Question : Vous proposez de créer de petites unités de transformation. Quel est le coût estimatif
pour une telle unité et est-ce un modèle viable à l'échelle d'une petite communauté ?
Réponse : "Le coût peut varier, mais une petite unité de transformation pour le manioc ou le maïs
peut démarrer avec un investissement de 5 à 10 millions de FCFA. Ce modèle est tout à fait
viable s'il est soutenu par un accès au financement et des incitations fiscales. Des études de cas
comme celles menées par la SNV ont montré le succès de ce type d'approche à l'échelle locale."

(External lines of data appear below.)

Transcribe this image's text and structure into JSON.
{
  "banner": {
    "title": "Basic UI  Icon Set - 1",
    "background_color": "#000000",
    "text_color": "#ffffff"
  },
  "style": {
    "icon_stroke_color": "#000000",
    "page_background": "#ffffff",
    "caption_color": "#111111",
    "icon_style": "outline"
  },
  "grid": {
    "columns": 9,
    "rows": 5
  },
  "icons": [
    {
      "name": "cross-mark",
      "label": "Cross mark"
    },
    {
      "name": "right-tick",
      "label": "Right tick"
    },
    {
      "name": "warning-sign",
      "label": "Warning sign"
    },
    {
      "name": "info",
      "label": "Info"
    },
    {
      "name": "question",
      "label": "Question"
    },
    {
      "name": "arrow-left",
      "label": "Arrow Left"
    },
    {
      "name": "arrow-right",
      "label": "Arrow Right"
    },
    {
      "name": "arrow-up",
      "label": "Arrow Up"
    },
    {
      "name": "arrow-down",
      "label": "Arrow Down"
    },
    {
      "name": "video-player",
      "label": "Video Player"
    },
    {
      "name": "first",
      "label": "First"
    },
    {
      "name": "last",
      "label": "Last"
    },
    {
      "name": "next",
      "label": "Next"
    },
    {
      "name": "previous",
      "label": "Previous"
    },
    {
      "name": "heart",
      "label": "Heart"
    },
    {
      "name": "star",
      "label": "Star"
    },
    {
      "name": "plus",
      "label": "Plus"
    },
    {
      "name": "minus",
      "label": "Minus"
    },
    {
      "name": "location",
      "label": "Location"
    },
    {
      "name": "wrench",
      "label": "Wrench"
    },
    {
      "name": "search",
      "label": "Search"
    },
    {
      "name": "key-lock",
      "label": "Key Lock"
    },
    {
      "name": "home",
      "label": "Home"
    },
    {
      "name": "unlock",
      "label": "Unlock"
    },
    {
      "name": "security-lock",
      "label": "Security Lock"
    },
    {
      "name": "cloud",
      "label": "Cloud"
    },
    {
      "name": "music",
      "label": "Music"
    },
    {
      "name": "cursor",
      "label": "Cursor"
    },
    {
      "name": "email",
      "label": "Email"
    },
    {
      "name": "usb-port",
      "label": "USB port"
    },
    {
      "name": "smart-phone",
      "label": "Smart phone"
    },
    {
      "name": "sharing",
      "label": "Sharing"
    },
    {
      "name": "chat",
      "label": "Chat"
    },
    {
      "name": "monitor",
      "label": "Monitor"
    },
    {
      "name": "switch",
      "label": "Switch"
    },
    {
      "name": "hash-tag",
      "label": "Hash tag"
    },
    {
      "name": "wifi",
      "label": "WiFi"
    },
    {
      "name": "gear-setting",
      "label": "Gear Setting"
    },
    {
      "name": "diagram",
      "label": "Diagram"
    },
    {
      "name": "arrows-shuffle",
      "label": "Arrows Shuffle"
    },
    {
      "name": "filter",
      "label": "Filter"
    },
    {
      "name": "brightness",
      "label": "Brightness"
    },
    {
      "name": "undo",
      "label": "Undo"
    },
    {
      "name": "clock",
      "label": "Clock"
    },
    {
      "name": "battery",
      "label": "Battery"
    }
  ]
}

Question : Les microcrédits existent déjà. Qu'est-ce qui rendrait votre proposition différente ou
plus efficace ?
Réponse : "Il est vrai qu'ils existent. Mon point est qu'ils ne sont pas suffisamment adaptés ou
accessibles pour les projets agricoles. Ma proposition est de cibler spécifiquement l'agrobusiness,
avec des taux d'intérêt plus faibles, des délais de remboursement plus longs et surtout, un
accompagnement technique et de gestion."
Question : Vous mentionnez un partenariat public-privé. Comment cela pourrait-il fonctionner
concrètement ?
Réponse : "Le partenariat pourrait prendre la forme de l'État qui mettrait à disposition des
terrains ou des infrastructures de base, tandis que le secteur privé (entreprises, jeunes
entrepreneurs) apporterait l'expertise et l'investissement. Les incitations fiscales proposées
seraient une garantie pour ces entreprises privées."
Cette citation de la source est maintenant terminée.